Sunday, June 26, 2016

Perfect, Just Not Now

It was all fuzzy.
I was fuzzy.

But I remember seeing you, that part is not fuzzy.
Standing there, I was dizzily waiting for another drink in a place surrounded by people so unlike me.

I felt you looking at me. I could feel your presence when it entered the loud, crowded room.

I turned. There you were, standing in the doorway. The rest of the room disappeared. I knew that you were like me. I knew I had to talk to you. I turned back to the bar. Trying to figure how to approach you.

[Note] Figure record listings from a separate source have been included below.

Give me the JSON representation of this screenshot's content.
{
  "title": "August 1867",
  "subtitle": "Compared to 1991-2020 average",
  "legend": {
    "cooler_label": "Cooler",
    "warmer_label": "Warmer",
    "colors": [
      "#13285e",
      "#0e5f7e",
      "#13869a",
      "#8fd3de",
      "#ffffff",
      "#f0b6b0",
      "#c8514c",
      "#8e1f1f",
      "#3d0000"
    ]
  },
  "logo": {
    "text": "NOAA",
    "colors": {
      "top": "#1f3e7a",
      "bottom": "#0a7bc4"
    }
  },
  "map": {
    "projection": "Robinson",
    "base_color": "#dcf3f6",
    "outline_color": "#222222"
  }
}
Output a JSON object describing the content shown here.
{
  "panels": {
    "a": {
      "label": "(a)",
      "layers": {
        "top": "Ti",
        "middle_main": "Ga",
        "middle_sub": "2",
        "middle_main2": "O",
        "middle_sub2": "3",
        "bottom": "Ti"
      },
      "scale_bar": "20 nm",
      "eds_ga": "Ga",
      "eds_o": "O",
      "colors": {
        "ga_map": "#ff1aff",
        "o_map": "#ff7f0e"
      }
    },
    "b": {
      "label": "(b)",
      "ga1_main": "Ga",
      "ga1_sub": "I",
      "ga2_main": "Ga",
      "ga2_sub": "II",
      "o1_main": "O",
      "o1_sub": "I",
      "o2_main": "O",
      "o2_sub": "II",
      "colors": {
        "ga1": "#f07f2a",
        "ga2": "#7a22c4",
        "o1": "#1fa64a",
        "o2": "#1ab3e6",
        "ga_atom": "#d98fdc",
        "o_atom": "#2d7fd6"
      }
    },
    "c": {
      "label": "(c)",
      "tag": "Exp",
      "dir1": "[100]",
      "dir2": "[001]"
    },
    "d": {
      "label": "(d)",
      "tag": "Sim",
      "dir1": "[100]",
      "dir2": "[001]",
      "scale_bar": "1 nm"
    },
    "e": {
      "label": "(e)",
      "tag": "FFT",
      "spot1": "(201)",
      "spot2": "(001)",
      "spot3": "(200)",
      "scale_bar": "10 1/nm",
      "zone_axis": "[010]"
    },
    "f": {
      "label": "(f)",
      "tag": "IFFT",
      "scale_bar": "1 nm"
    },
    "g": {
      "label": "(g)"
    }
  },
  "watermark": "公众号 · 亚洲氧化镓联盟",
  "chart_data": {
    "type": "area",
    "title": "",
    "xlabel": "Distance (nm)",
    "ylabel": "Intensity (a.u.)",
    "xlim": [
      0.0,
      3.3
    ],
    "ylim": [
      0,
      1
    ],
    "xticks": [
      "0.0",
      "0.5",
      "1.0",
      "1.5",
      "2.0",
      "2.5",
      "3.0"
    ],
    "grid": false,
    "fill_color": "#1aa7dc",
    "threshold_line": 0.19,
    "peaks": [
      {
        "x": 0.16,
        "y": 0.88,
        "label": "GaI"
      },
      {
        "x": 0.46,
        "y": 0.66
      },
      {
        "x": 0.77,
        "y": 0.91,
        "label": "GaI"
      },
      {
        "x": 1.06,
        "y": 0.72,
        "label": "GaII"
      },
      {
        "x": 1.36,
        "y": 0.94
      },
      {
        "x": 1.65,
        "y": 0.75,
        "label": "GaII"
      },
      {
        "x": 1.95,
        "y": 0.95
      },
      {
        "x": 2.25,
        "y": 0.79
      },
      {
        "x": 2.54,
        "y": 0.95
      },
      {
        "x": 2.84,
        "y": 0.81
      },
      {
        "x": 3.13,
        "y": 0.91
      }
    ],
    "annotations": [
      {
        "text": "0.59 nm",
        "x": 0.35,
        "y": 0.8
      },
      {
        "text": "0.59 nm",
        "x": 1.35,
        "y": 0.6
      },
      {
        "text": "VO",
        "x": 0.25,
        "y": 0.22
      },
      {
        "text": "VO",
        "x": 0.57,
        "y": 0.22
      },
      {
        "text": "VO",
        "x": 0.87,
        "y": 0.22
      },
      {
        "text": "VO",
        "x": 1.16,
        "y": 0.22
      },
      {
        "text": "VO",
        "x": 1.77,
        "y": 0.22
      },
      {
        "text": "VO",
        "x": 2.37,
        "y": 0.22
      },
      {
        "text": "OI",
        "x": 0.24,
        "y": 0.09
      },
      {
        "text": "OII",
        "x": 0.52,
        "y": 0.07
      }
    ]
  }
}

I felt your arm gently press against mine on the bar. I looked up and into your hazel eyes. Eyes that said so much before you even spoke. You smiled at me from underneath your thick, black mustache. I smiled back.

"Hi," you said.

All I could manage was a grin as I looked down at my empty drink.

We began talking and didn't stop until your friends found you and said it was time to leave.

I knew that wouldn't be the end of you.
And I was right.
I still wonder and wish.
Everything was right. So right. But the timing was so wrong.
And boy, no matter how hard I tried, we can't change the time.

It wasn't the end of you.

I'm not sure it will ever be the end of you.

I'll always wonder about the timing, wonder if I could have changed it.